The Last Human, by Lee Bacon

https://www.amazon.com/s?k=The+Last+Human+lee+bacon&i=stripbooks&ref=nb_sb_noss The Last Human, by Lee Bacon (middle grade, Abrams, Oct 8, 2019), is set in a future in which robots exterminated humanity to save the earth from environmental destruction.  Now the robots live peaceful lives, carrying out their duties, and every day the President reminds them via its universally shared messages just how horrible humans were, and how good robots always do what they are supposed to do (which includes never keeping secrets).

12-year-old XR_935 is a good robot, working with his team-mates to install and maintain solar panels every day, then going home to their family units to recharge.  Each has a role--Ceeron is the brawn of the group, lifting and carrying, zippy little SkD is the electrical engineer, and XR-935 is the analytical one, making sure all the numbers work.  Then one day their peaceful lives are disrupted when an Unknown Lifeform comes into the solar field where they are working.

It is an unthinkable lifeform, a human girl called Emma.  Emma survived with a handful of other humans in an underground bunker, but was the only one to make it through a devastating sickness.  Now she is trying to do what her parents wanted, following a map to the place they wanted her to go.

The robots face a dilemma.  Emma doesn't seem like a monstrous world destroyer; she seems like someone who needs their help.  XR_935 crunches the numbers, and realizes that the probability of Emma making her way through a world full of enemy robots is almost nil.  A little bit of help for Emma at the beginning snowballs into the robotic threesome going AWOL, setting out with Emma and getting themselves into greater and greater trouble.   

The journey with the human girl forces XR_935 to question not just whether humanity was a horrible as it's been led to believe, but whether the President is in fact not being a good robot itself.  And indeed, the President has been keeping information from the robot community; information that can, and does, change everything (the ending offers the promise of human/robot co-existence).
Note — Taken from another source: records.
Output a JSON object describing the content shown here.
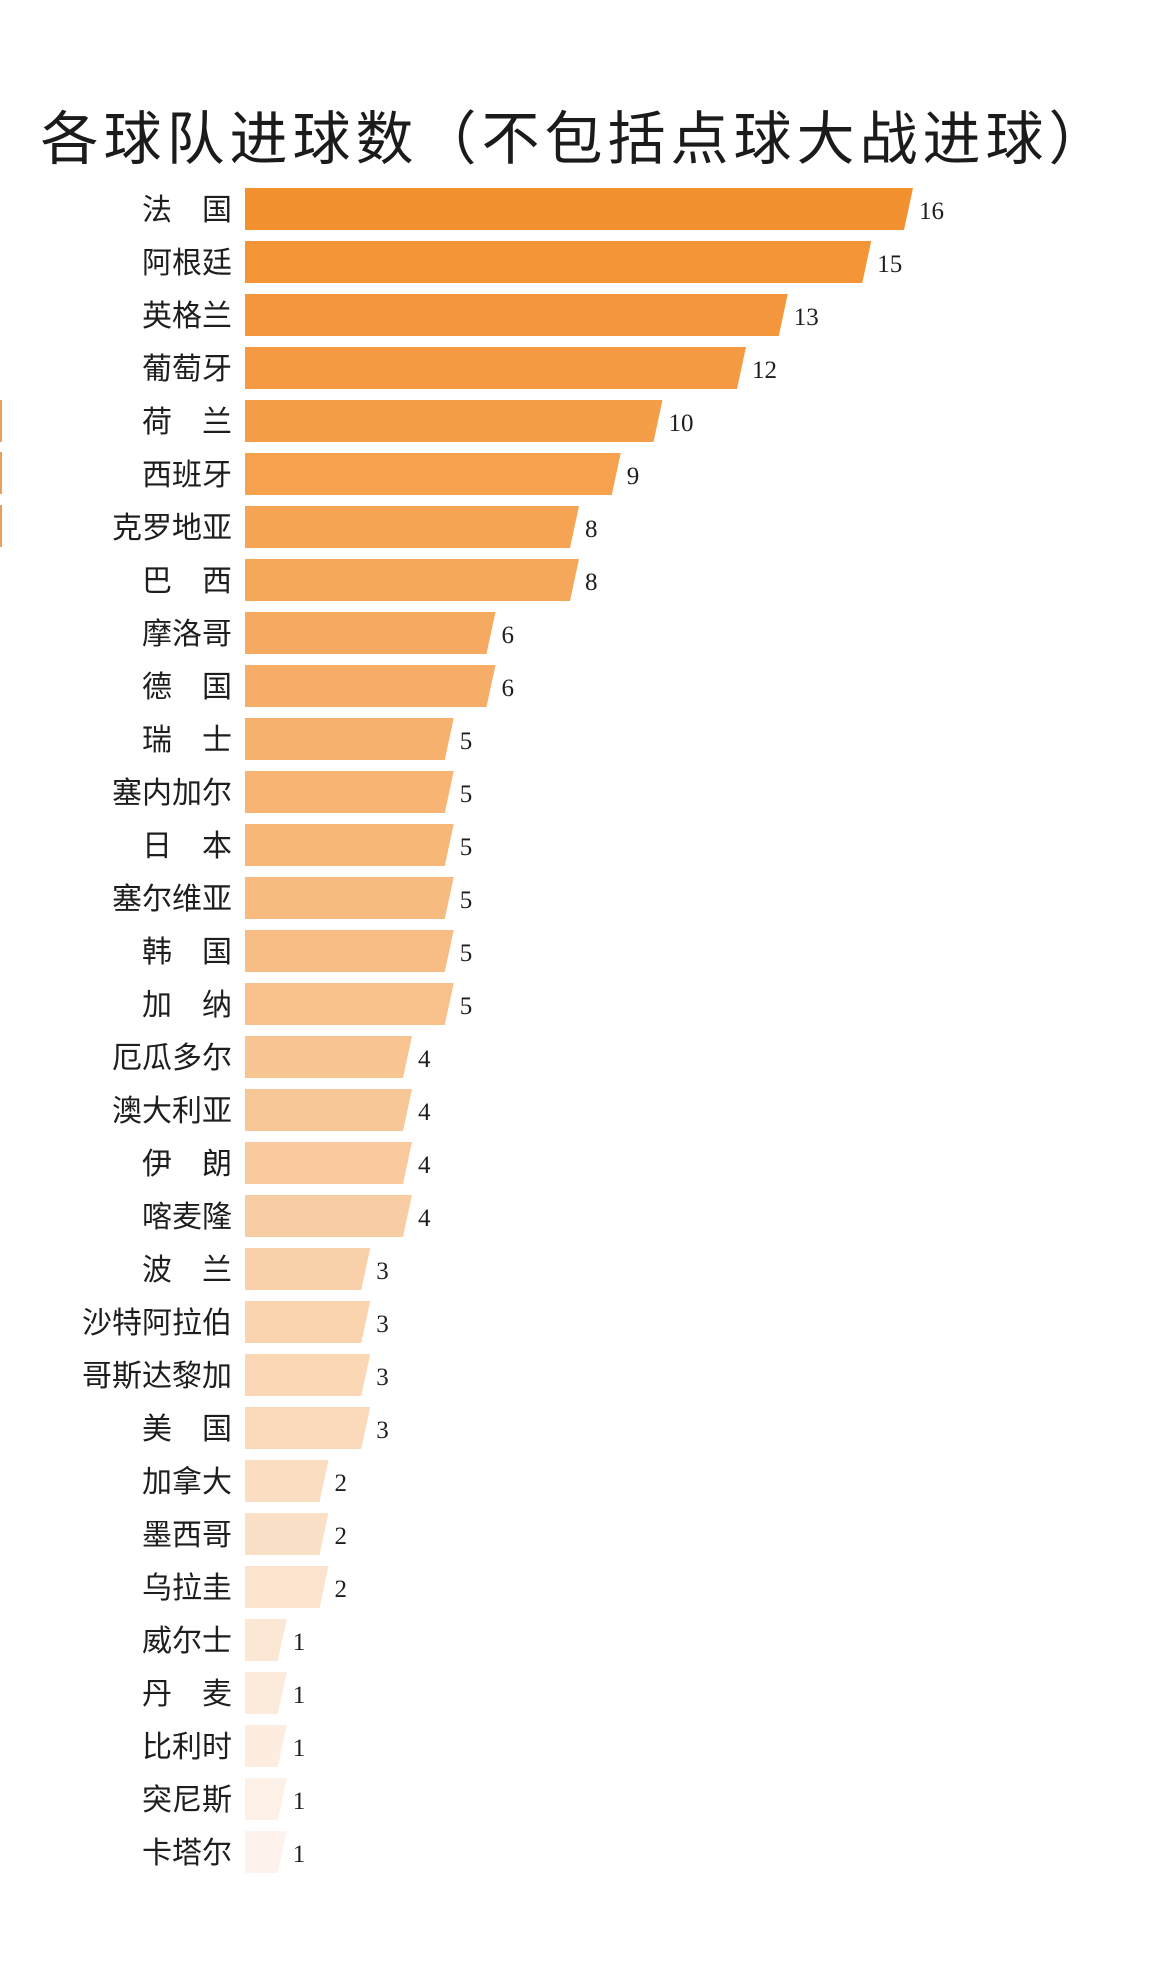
{
  "chart_data": {
    "type": "bar",
    "orientation": "horizontal",
    "title": "各球队进球数（不包括点球大战进球）",
    "categories": [
      "法　国",
      "阿根廷",
      "英格兰",
      "葡萄牙",
      "荷　兰",
      "西班牙",
      "克罗地亚",
      "巴　西",
      "摩洛哥",
      "德　国",
      "瑞　士",
      "塞内加尔",
      "日　本",
      "塞尔维亚",
      "韩　国",
      "加　纳",
      "厄瓜多尔",
      "澳大利亚",
      "伊　朗",
      "喀麦隆",
      "波　兰",
      "沙特阿拉伯",
      "哥斯达黎加",
      "美　国",
      "加拿大",
      "墨西哥",
      "乌拉圭",
      "威尔士",
      "丹　麦",
      "比利时",
      "突尼斯",
      "卡塔尔"
    ],
    "values": [
      16,
      15,
      13,
      12,
      10,
      9,
      8,
      8,
      6,
      6,
      5,
      5,
      5,
      5,
      5,
      5,
      4,
      4,
      4,
      4,
      3,
      3,
      3,
      3,
      2,
      2,
      2,
      1,
      1,
      1,
      1,
      1
    ],
    "xlim": [
      0,
      16
    ],
    "grid": false,
    "legend": "none",
    "colors": {
      "start": "#f39130",
      "end": "#fdf3ec",
      "label": "#1e1e1e"
    }
  }
}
It's a story told in short chunks, making it very friendly for readers daunted by large swaths of text.  XR_935, and his comrades, are also very engaging traveling companions, and it's delightful to see XR_935, the point of view robot, stretching its consciousness past acceptance of the status quo.  Ceeron and SKD are delightful in their own ways as well, bringing considerable humor to the tense adventures.

I thought at first this would be a dystopia from the human point of view--attempted extinction and a world ruled by hostile robots is fairly awful.  But it turns out that the robot society itself has dystopian elements, with knowledge controlled by a de facto dictator, and free will (these robots are so advanced that free will is possible for them) suppressed.   I also thought Emma's journey would be the center of things, but instead it's just as much as story of XR_935 growing from trusting kid robot to questioning thinker, taking responsibility for its own actions.   And so I found it much more interesting than I expected!

I enjoyed it lots, and I think it has tons of kid appeal. Definitely one to give to fans of The Wild Robot, or kids who love reading about plucky kids copying with unimaginable circumstances.

1 comment:

  1. This sounds terrific. Thanks for the heads up. I will try to check it out.